LANGIT TAK PERNAH BERTANYA ( part II )
PART II : LANGIT TAK PERNAH BERTANYA
Bab 11: Awal yang Baru
Pertemuan di kafe kecil itu menjadi titik balik bagi Keyla dan Awan. Bukan hanya karena mereka akhirnya bertatap muka, tapi karena saat itu, Keyla merasakan sesuatu yang belum pernah ia rasakan sejak lama: ketenangan.
Setelah beberapa cangkir kopi dan percakapan ringan, suasana mulai terasa hangat. Mereka berbagi cerita yang lebih dalam—tentang masa lalu, ketakutan, dan harapan yang selama ini tersembunyi di balik dinding hati masing-masing.
Awan bercerita bagaimana kesepian yang ia rasakan dulu bukan hanya soal sendiri, tapi tentang merasa tidak dimengerti. Keyla pun membuka tentang rasa sakitnya yang selama ini membuatnya ingin menghilang dari dunia.
Namun yang paling mengejutkan adalah ketika mereka menyadari bahwa, selama ini, rasa sakit itu ternyata yang membawa mereka saling menemukan.
"Kita mungkin dulu terluka," kata Keyla pelan, "tapi aku rasa itu bukan akhir. Mungkin justru awal."
Awan mengangguk, senyum kecilnya mengembang.
"Awal yang baru, dengan harapan yang sama."

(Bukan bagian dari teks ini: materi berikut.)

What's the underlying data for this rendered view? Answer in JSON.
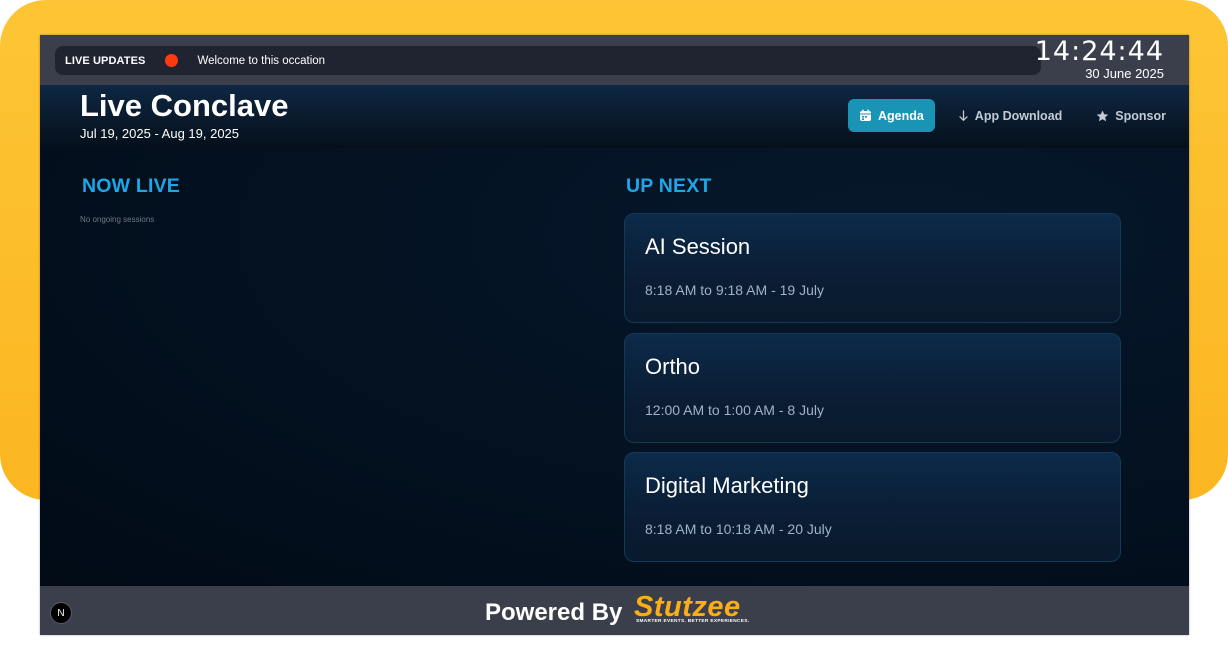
{
  "colors": {
    "accent": "#1ea7e6",
    "active_button": "#1994b5",
    "live_dot": "#ff3a0e",
    "brand": "#fbae17",
    "frame": "#fbb621"
  },
  "ticker": {
    "label": "LIVE UPDATES",
    "message": "Welcome to this occation"
  },
  "clock": {
    "time": "14:24:44",
    "date": "30 June 2025"
  },
  "event": {
    "title": "Live Conclave",
    "dates": "Jul 19, 2025 - Aug 19, 2025"
  },
  "nav": {
    "agenda": {
      "label": "Agenda",
      "icon": "calendar-icon"
    },
    "app_download": {
      "label": "App Download",
      "icon": "arrow-down-icon"
    },
    "sponsor": {
      "label": "Sponsor",
      "icon": "star-icon"
    }
  },
  "now_live": {
    "title": "NOW LIVE",
    "empty": "No ongoing sessions"
  },
  "up_next": {
    "title": "UP NEXT",
    "sessions": [
      {
        "title": "AI Session",
        "time": "8:18 AM to 9:18 AM - 19 July"
      },
      {
        "title": "Ortho",
        "time": "12:00 AM to 1:00 AM - 8 July"
      },
      {
        "title": "Digital Marketing",
        "time": "8:18 AM to 10:18 AM - 20 July"
      }
    ]
  },
  "footer": {
    "badge": "N",
    "powered_by": "Powered By",
    "brand_name": "Stutzee",
    "brand_tagline": "SMARTER EVENTS. BETTER EXPERIENCES."
  }
}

Hari itu, mereka sepakat untuk tidak terburu-buru. Tidak perlu janji-janji besar atau kata-kata manis yang berlebihan. Cukup dua orang yang mau belajar perlahan, saling menguatkan satu sama lain.
Setiap detik yang mereka lalui menjadi pelajaran—tentang kesabaran, tentang memberi ruang, dan terutama tentang percaya lagi pada hati yang pernah patah.
Keyla pulang dengan perasaan campur aduk, tapi yang paling dominan adalah harapan. Harapan bahwa mungkin, kali ini, ia bisa bangun dari luka tanpa harus takut jatuh lagi.
Malamnya, sebelum tidur, Keyla menulis di jurnalnya:
“Awal yang baru bukan tentang sempurna, tapi tentang berani memulai lagi. Dengan siapa pun, dan di mana pun. Aku siap.”
Dan di tempat yang jauh, Awan juga menulis kalimat yang sama di buku catatannya.
Sebuah awal baru, dimulai dari dua hati yang pernah terluka, tapi kini berani berdansa dengan cahaya harapan.
Bab 12: Menyulam Mimpi Bersama
Waktu berjalan perlahan, seperti benang halus yang terus disulam dengan penuh ketelitian oleh kedua tangan yang ingin membentuk sebuah kain indah. Begitulah rasanya perjalanan Keyla dan Awan setelah pertemuan itu—setiap hari menjadi kesempatan baru untuk saling mengenal, memahami, dan membangun mimpi bersama.
Mereka tidak terburu-buru. Tidak ada janji manis yang terlalu cepat, tidak ada kata-kata berlebihan yang membuat hati terasa berat. Hanya kehangatan yang lahir dari kebersamaan, dari percakapan sederhana yang terus mereka rajut lewat pesan dan pertemuan.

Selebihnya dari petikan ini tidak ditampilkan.